Wehretaler stellen Mittel zum Kauf bereit – Kritik an fehlendem Konzept

Bürgerbus sorgt für Ärger

Reichensachsen.  Wehretals Bürgermeister Jochen Kistner möchte in seiner Gemeinde einen Bürgerbus installieren. Mit dem sollen gerade in den Ferienzeiten, wenn die regulären Busse nur eingeschränkt fahren, ie Mobilität zwischen den Orten sichergestellt werden. 

Donnerstag sind sie losgegangen, die hessischen Weihnachtsferien. Erst am 9. Januar müssen Kinder und Lehrer wieder in die Schule, bis dahin können die freien Tage voll ausgekostet werden.
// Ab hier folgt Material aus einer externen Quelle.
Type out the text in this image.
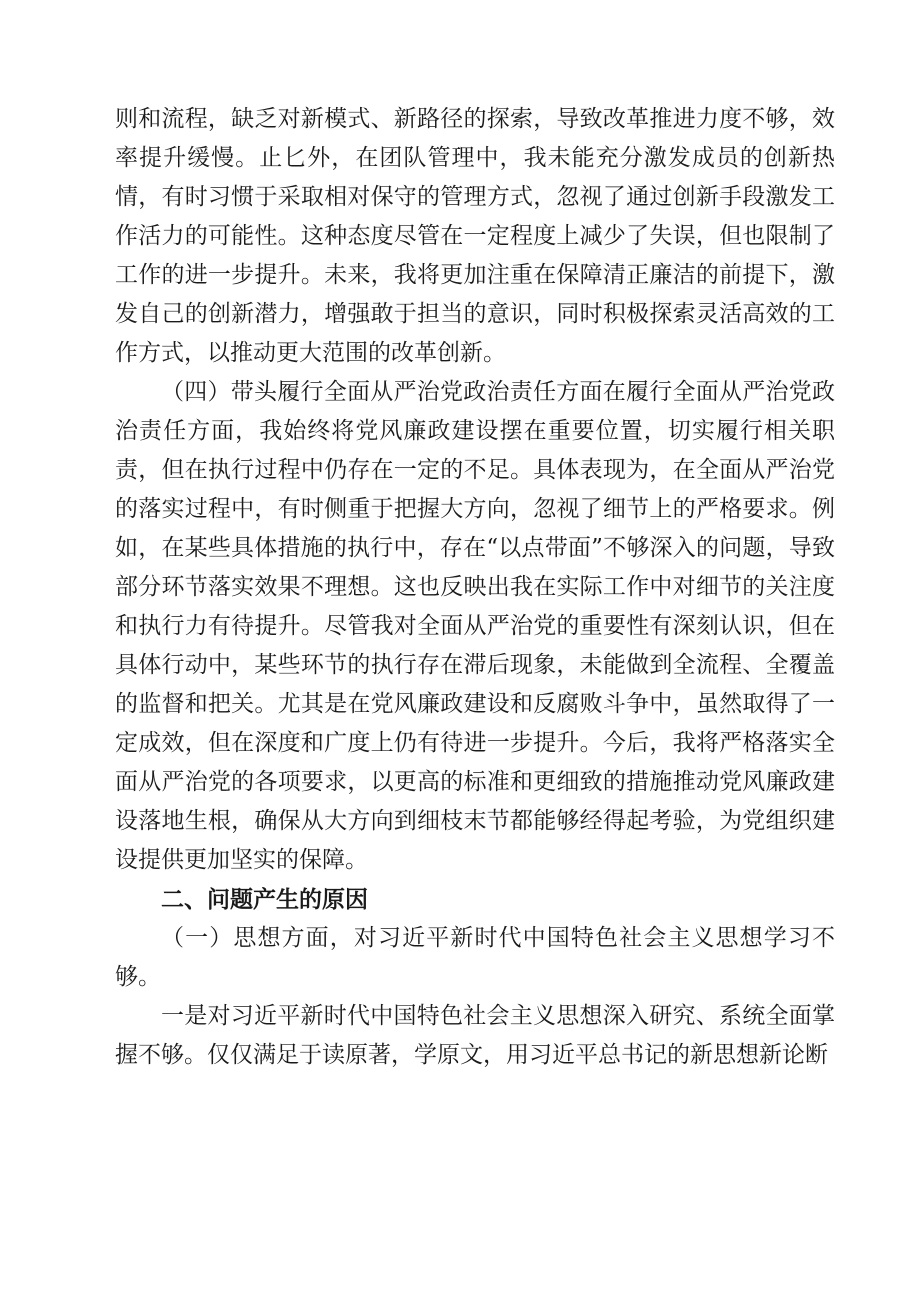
则和流程，缺乏对新模式、新路径的探索，导致改革推进力度不够，效率提升缓慢。止匕外，在团队管理中，我未能充分激发成员的创新热情，有时习惯于采取相对保守的管理方式，忽视了通过创新手段激发工作活力的可能性。这种态度尽管在一定程度上减少了失误，但也限制了工作的进一步提升。未来，我将更加注重在保障清正廉洁的前提下，激发自己的创新潜力，增强敢于担当的意识，同时积极探索灵活高效的工作方式，以推动更大范围的改革创新。

（四）带头履行全面从严治党政治责任方面在履行全面从严治党政治责任方面，我始终将党风廉政建设摆在重要位置，切实履行相关职责，但在执行过程中仍存在一定的不足。具体表现为，在全面从严治党的落实过程中，有时侧重于把握大方向，忽视了细节上的严格要求。例如，在某些具体措施的执行中，存在“以点带面”不够深入的问题，导致部分环节落实效果不理想。这也反映出我在实际工作中对细节的关注度和执行力有待提升。尽管我对全面从严治党的重要性有深刻认识，但在具体行动中，某些环节的执行存在滞后现象，未能做到全流程、全覆盖的监督和把关。尤其是在党风廉政建设和反腐败斗争中，虽然取得了一定成效，但在深度和广度上仍有待进一步提升。今后，我将严格落实全面从严治党的各项要求，以更高的标准和更细致的措施推动党风廉政建设落地生根，确保从大方向到细枝末节都能够经得起考验，为党组织建设提供更加坚实的保障。

二、问题产生的原因

（一）思想方面，对习近平新时代中国特色社会主义思想学习不够。

一是对习近平新时代中国特色社会主义思想深入研究、系统全面掌握不够。仅仅满足于读原著，学原文，用习近平总书记的新思想新论断
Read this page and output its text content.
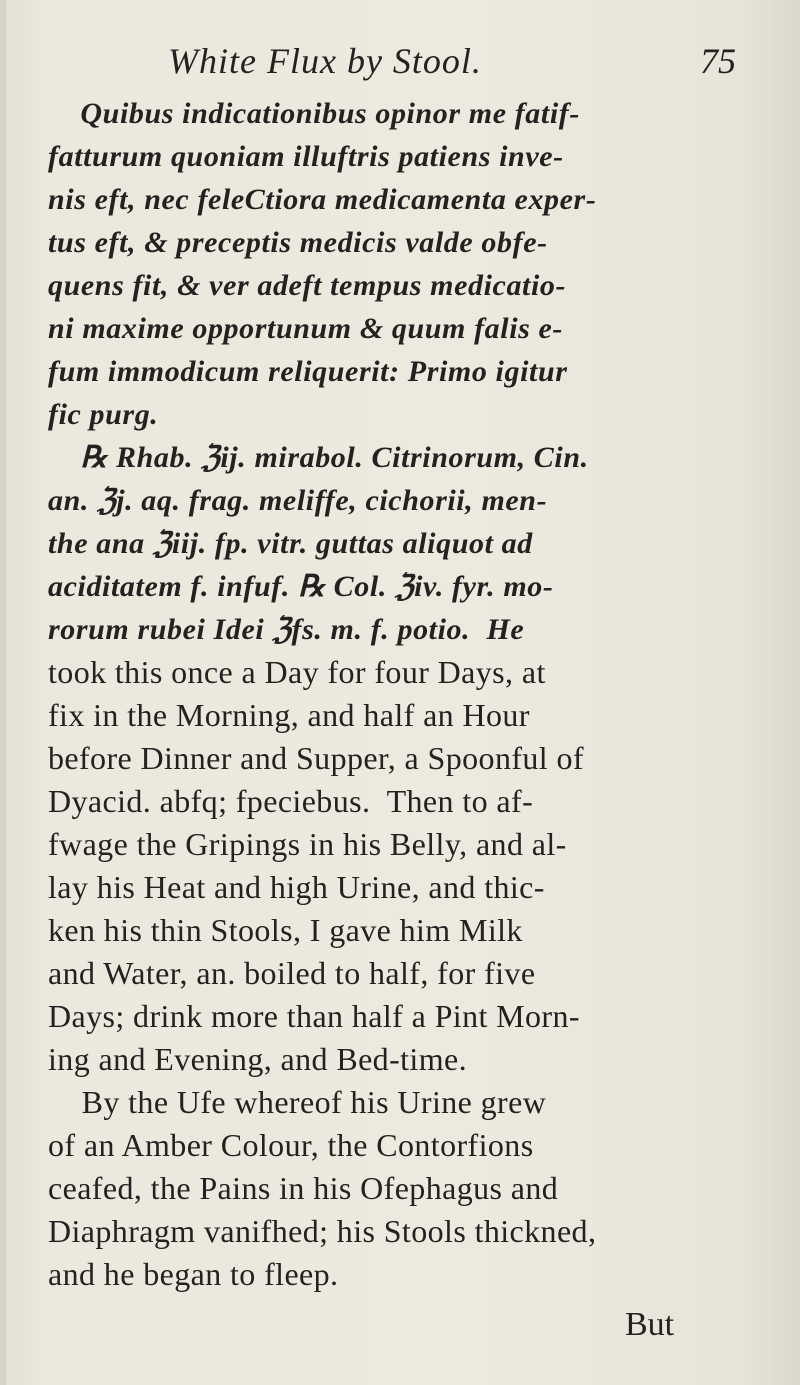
White Flux by Stool.	75
Quibus indicationibus opinor me fatif-
fatturum quoniam illuftris patiens inve-
nis eft, nec feleCtiora medicamenta exper-
tus eft, & preceptis medicis valde obfe-
quens fit, & ver adeft tempus medicatio-
ni maxime opportunum & quum falis e-
fum immodicum reliquerit: Primo igitur
fic purg.
℞ Rhab. ℨij. mirabol. Citrinorum, Cin.
an. ℨj. aq. frag. meliffe, cichorii, men-
the ana ℨiij. fp. vitr. guttas aliquot ad
aciditatem f. infuf. ℞ Col. ℨiv. fyr. mo-
rorum rubei Idei ℨfs. m. f. potio.  He
took this once a Day for four Days, at
fix in the Morning, and half an Hour
before Dinner and Supper, a Spoonful of
Dyacid. abfq; fpeciebus.  Then to af-
fwage the Gripings in his Belly, and al-
lay his Heat and high Urine, and thic-
ken his thin Stools, I gave him Milk
and Water, an. boiled to half, for five
Days; drink more than half a Pint Morn-
ing and Evening, and Bed-time.
By the Ufe whereof his Urine grew
of an Amber Colour, the Contorfions
ceafed, the Pains in his Ofephagus and
Diaphragm vanifhed; his Stools thickned,
and he began to fleep.
But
Das hat auch Auswirkungen auf den Busverkehr: Die Busse werden hierzulande vor allem für die Schülerbeförderung eingesetzt, weshalb es in den Ferien häufig einen anderen – und auch eingeschränkten – Busfahrplan gibt. 

„Dadurch gestaltet sich die Verbindung zwischen den einzelnen Ortsteilen der Gemeinde Wehretal gerade für Personen ohne ein eigenes Auto insbesondere in den Schulferien schwierig“, sagt Wehretals Bürgermeister Jochen Kistner. Deshalb hat er angeregt, einen Bürgerbus anzuschaffen, der zu gewissen Zeiten zwischen den Orten hin- und herfahren und so Personen von A nach B bringen kann. „Kistner hat uns diese Überlegungen ausführlich im Haupt- und Finanzausschuss vorgestellt“, sagt Andreas Eifler (SPD) während der jüngsten Gemeindevertretersitzung, „angestoßen hat er so einen Denkprozess.“ 

Wolfhard Austen, Fraktionsvorsitzender der FWG, hätte sich mehr als nur einen Denkprozess gewünscht, wenn schon 25 000 Euro für den Kauf eines kleinen Gemeindebusses in das Investitionsprogramm für das kommende Jahr aufgenommen wurden. „Ein Konzept, wie das Fahrzeug genutzt und eingesetzt werden soll, gibt es noch nicht.“ Seine Fraktion hätte schon einen Vorschlag: dass auch Kindergartenkinder mit dem Bus gefahren werden. 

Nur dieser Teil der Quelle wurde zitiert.